Both companies planning to include a button that will allow anyone using the PayPass service to make 1-click purchases. PayPass allows consumes to store their MasterCard credentials and shipping information in secure service. The financial services company has made the PayPass Wallet open, so that people can store other card information such as American Express, Discover or Visa.

In a press release describing the new MasterCard PayPass Wallet Services, Marc Parrish, vice president of retention and loyalty for Barnes & Noble.com said:

"Consumers are at a pivotal point now where smartphone adoption has exploded and well over 50 percent of Americans now own one. The technology that will allow customers to make mobile payments at the point of sale has already begun to make a difference, and Barnes & Noble is proud to be leading retail in this technology shift."

While I believe it will be a good five to 10 years before consumers begin to think about mobile payments as their preferred payment option, it's clear that a major migration is happening when it comes to processing and accepting credit cards.

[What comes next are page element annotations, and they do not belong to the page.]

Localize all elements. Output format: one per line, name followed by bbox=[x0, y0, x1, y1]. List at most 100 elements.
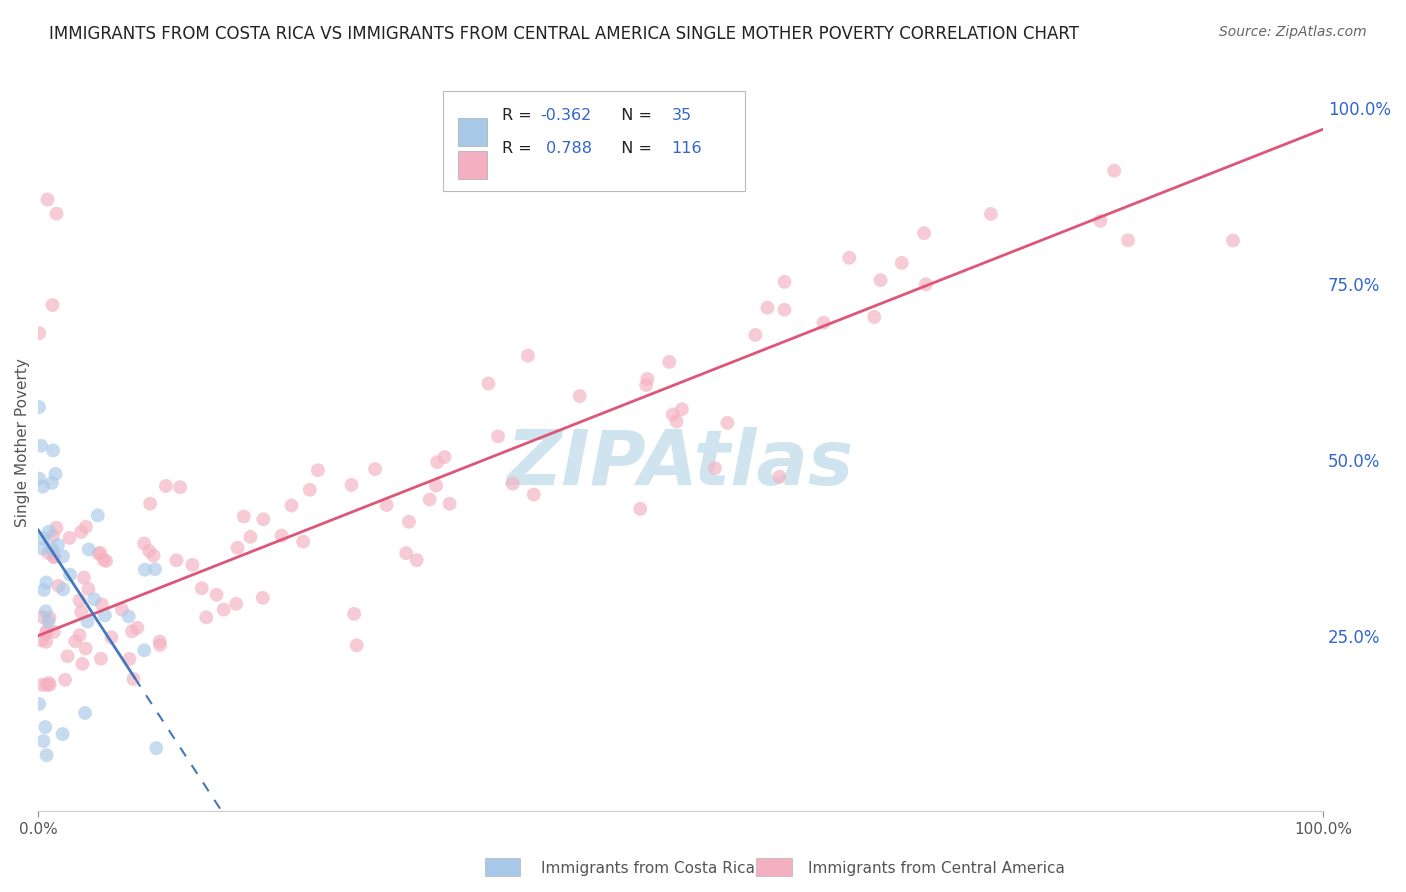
Point bbox=[292, 534, 315, 549]
Point bbox=[252, 512, 274, 526]
Point bbox=[31, 633, 53, 648]
Point bbox=[1116, 233, 1139, 247]
Text: Immigrants from Central America: Immigrants from Central America bbox=[808, 862, 1066, 876]
Point bbox=[35, 626, 58, 640]
Point bbox=[912, 226, 935, 240]
Point bbox=[756, 301, 779, 315]
Point bbox=[343, 607, 366, 621]
Point bbox=[42, 550, 65, 565]
Point bbox=[166, 553, 188, 567]
Point bbox=[38, 611, 60, 625]
Point bbox=[195, 610, 218, 624]
Point bbox=[35, 678, 58, 692]
Point bbox=[121, 624, 143, 639]
Point bbox=[661, 408, 683, 422]
Point bbox=[46, 538, 69, 552]
Point bbox=[149, 634, 172, 648]
Text: R =: R = bbox=[502, 108, 537, 122]
Point bbox=[636, 378, 658, 392]
Point bbox=[869, 273, 891, 287]
Point bbox=[1102, 163, 1125, 178]
Point bbox=[31, 479, 53, 493]
Point bbox=[426, 455, 449, 469]
Y-axis label: Single Mother Poverty: Single Mother Poverty bbox=[15, 358, 30, 526]
Point bbox=[77, 542, 100, 557]
Point bbox=[53, 673, 76, 687]
Point bbox=[31, 610, 53, 624]
Text: Source: ZipAtlas.com: Source: ZipAtlas.com bbox=[1219, 25, 1367, 39]
Point bbox=[181, 558, 204, 572]
Point bbox=[239, 530, 262, 544]
Point bbox=[76, 615, 98, 629]
Point bbox=[28, 326, 51, 341]
Point bbox=[744, 328, 766, 343]
Point bbox=[32, 734, 55, 748]
Point bbox=[658, 355, 681, 369]
Point bbox=[90, 651, 112, 665]
Point bbox=[773, 302, 796, 317]
Point bbox=[87, 547, 110, 561]
Point bbox=[364, 462, 387, 476]
Point bbox=[32, 582, 55, 597]
Point bbox=[405, 553, 427, 567]
Point bbox=[56, 649, 79, 664]
Point bbox=[37, 615, 59, 629]
Point bbox=[398, 515, 420, 529]
Point bbox=[636, 372, 658, 386]
Point bbox=[111, 602, 134, 616]
Point bbox=[346, 638, 368, 652]
Point bbox=[134, 563, 156, 577]
Text: 116: 116 bbox=[672, 141, 703, 156]
Point bbox=[93, 553, 115, 567]
Text: 0.788: 0.788 bbox=[541, 141, 592, 156]
Point bbox=[45, 521, 67, 535]
Point bbox=[212, 602, 235, 616]
Point bbox=[31, 678, 53, 692]
Point bbox=[433, 450, 456, 464]
Point bbox=[77, 582, 100, 596]
Point bbox=[143, 562, 166, 576]
Point bbox=[773, 275, 796, 289]
Point bbox=[523, 487, 546, 501]
Point bbox=[42, 443, 65, 458]
Point bbox=[35, 604, 58, 618]
Point bbox=[37, 193, 59, 207]
Point bbox=[863, 310, 886, 324]
Point bbox=[270, 528, 292, 542]
Point bbox=[477, 376, 499, 391]
Point bbox=[628, 501, 651, 516]
Point bbox=[69, 628, 91, 642]
Point bbox=[149, 638, 172, 652]
Point bbox=[38, 524, 60, 539]
Point bbox=[703, 461, 725, 475]
Point bbox=[73, 571, 96, 585]
Point bbox=[142, 549, 165, 563]
Text: N =: N = bbox=[612, 108, 658, 122]
Point bbox=[665, 414, 688, 428]
Point bbox=[42, 549, 65, 564]
Point bbox=[94, 554, 117, 568]
Point bbox=[134, 536, 156, 550]
Point bbox=[28, 472, 51, 486]
Point bbox=[232, 509, 254, 524]
Point bbox=[298, 483, 321, 497]
Point bbox=[45, 207, 67, 221]
Point bbox=[340, 478, 363, 492]
Point bbox=[38, 676, 60, 690]
Point bbox=[716, 416, 738, 430]
Point bbox=[155, 479, 177, 493]
Point bbox=[32, 532, 55, 546]
Point bbox=[307, 463, 329, 477]
Point bbox=[87, 508, 110, 523]
Point bbox=[145, 741, 167, 756]
Point bbox=[252, 591, 274, 605]
Point bbox=[35, 748, 58, 763]
Point bbox=[226, 541, 249, 555]
Point bbox=[118, 609, 141, 624]
Point bbox=[75, 706, 97, 720]
FancyBboxPatch shape bbox=[458, 118, 486, 146]
Text: Immigrants from Costa Rica: Immigrants from Costa Rica bbox=[541, 862, 755, 876]
Point bbox=[568, 389, 591, 403]
Point bbox=[280, 499, 302, 513]
FancyBboxPatch shape bbox=[458, 152, 486, 179]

Small businesses, in particular, are benefiting from mobile point of sale (POS) options that don't lock them into the traditionally onerous fees charged by the big credit card companies.

Indeed, mobile payments definitely will inspire a massive rethinking of how payments are accepted in-store. If a clerk can ring up a customer right out in the middle of the aisle, will smaller stores really need to worry about dedicated a stationary POS area?

In July 2011, research firm Gartner predicted that the number of consumers using mobile payment options would top 141.1 million in 2011. That actually was slower than originally expected but it is still clear that retailers ignoring mobile payment technology could soon find themselves at a competitive disadvantage.